O uso de cigarros eletrônicos, popularmente conhecidos como vapes, tem crescido de forma acelerada no Brasil, especialmente entre os mais jovens. Apesar da aparência moderna e das propagandas que os apresentam como uma opção “menos nociva” que o cigarro tradicional, especialistas alertam que os riscos à saúde são sérios e, em muitos casos, subestimados.

Cigarro eletrônico pode causar impotência, câncer e agravar doenças pulmonares, alerta médica no Acre/Foto: Reprodução
A médica pneumologista Célia Rocha concedeu entrevista ao ContilNet para esclarecer os principais mitos e verdades sobre o uso dos dispositivos e reforçou que eles não devem ser vistos como uma alternativa segura ao tabagismo convencional.
Segundo ela, os efeitos vão muito além da dependência química.

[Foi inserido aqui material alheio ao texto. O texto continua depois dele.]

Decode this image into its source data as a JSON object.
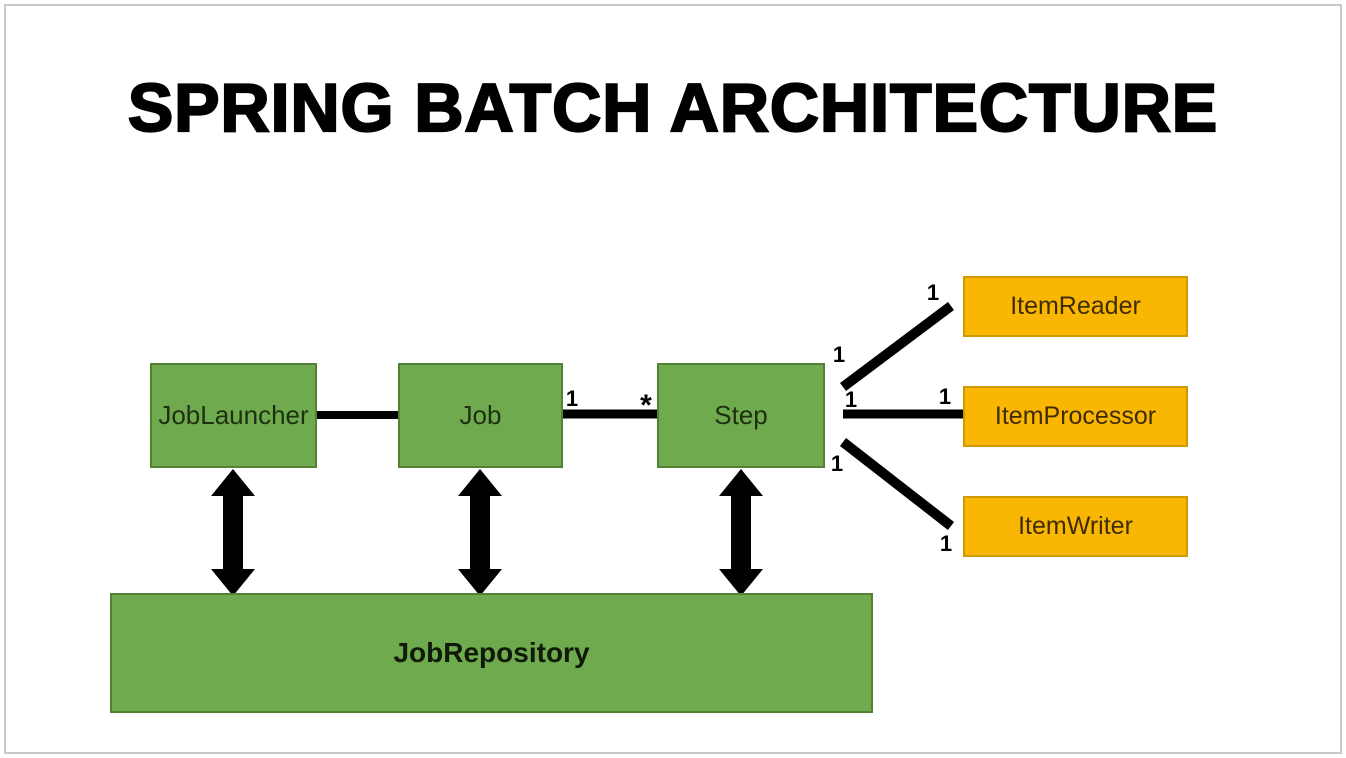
{
  "title": "SPRING BATCH ARCHITECTURE",
  "nodes": {
    "job_launcher": {
      "label": "JobLauncher"
    },
    "job": {
      "label": "Job"
    },
    "step": {
      "label": "Step"
    },
    "job_repository": {
      "label": "JobRepository"
    },
    "item_reader": {
      "label": "ItemReader"
    },
    "item_processor": {
      "label": "ItemProcessor"
    },
    "item_writer": {
      "label": "ItemWriter"
    }
  },
  "edges": {
    "job_launcher_to_job": {
      "from_label": "",
      "to_label": ""
    },
    "job_to_step": {
      "from_label": "1",
      "to_label": "*"
    },
    "step_to_item_reader": {
      "from_label": "1",
      "to_label": "1"
    },
    "step_to_item_processor": {
      "from_label": "1",
      "to_label": "1"
    },
    "step_to_item_writer": {
      "from_label": "1",
      "to_label": "1"
    }
  },
  "colors": {
    "node_green_fill": "#6faa4e",
    "node_green_border": "#538135",
    "node_orange_fill": "#f9b603",
    "node_orange_border": "#cf9b05",
    "connector": "#000000",
    "frame_border": "#c9c9c9",
    "title_text": "#000000"
  }
}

O cigarro eletrônico pode causar doenças pulmonares graves, problemas cardiovasculares, impotência sexual e até aumentar a probabilidade de câncer.
Agravamento de doenças pulmonares
Questionada sobre o impacto nos pulmões, Célia Rocha foi categórica:
“Verdade. O cigarro eletrônico pode piorar doenças pulmonares preexistentes como asma, enfisema e bronquite crônica. Além disso, aumenta o risco de desenvolver pneumonias, pneumonite e até insuficiência respiratória”, explicou.
Ela lembrou que, nos últimos anos, hospitais em diferentes regiões do país já registraram casos de internações de jovens que apresentaram quadros graves de comprometimento respiratório associados ao uso contínuo dos dispositivos.

Anvisa mantém proibição de cigarros eletrônicos no país/Foto: Reprodução
Substâncias nocivas e risco de câncer
Um dos argumentos mais usados para defender o cigarro eletrônico é de que ele não conteria substâncias nocivas. Para a médica, essa ideia é um mito perigoso.
“O cigarro eletrônico contém uma quantidade considerável de nicotina e diversas substâncias tóxicas. Ele gera dependência física e psicológica e está associado a doenças como câncer de pulmão, infarto do miocárdio e trombose”, afirmou.
A especialista também ressaltou que, em muitos casos, os líquidos usados nos dispositivos são fabricados sem controle adequado de qualidade, o que aumenta ainda mais os riscos.
Impotência sexual em jovens
Um dos pontos mais preocupantes levantados por Célia Rocha foi o impacto do cigarro eletrônico sobre a saúde sexual masculina.
“Verdade. O cigarro eletrônico se mostrou como causa de impotência sexual em jovens e adolescentes. As substâncias afetam os vasos sanguíneos e podem causar danos em diversos órgãos”, destacou.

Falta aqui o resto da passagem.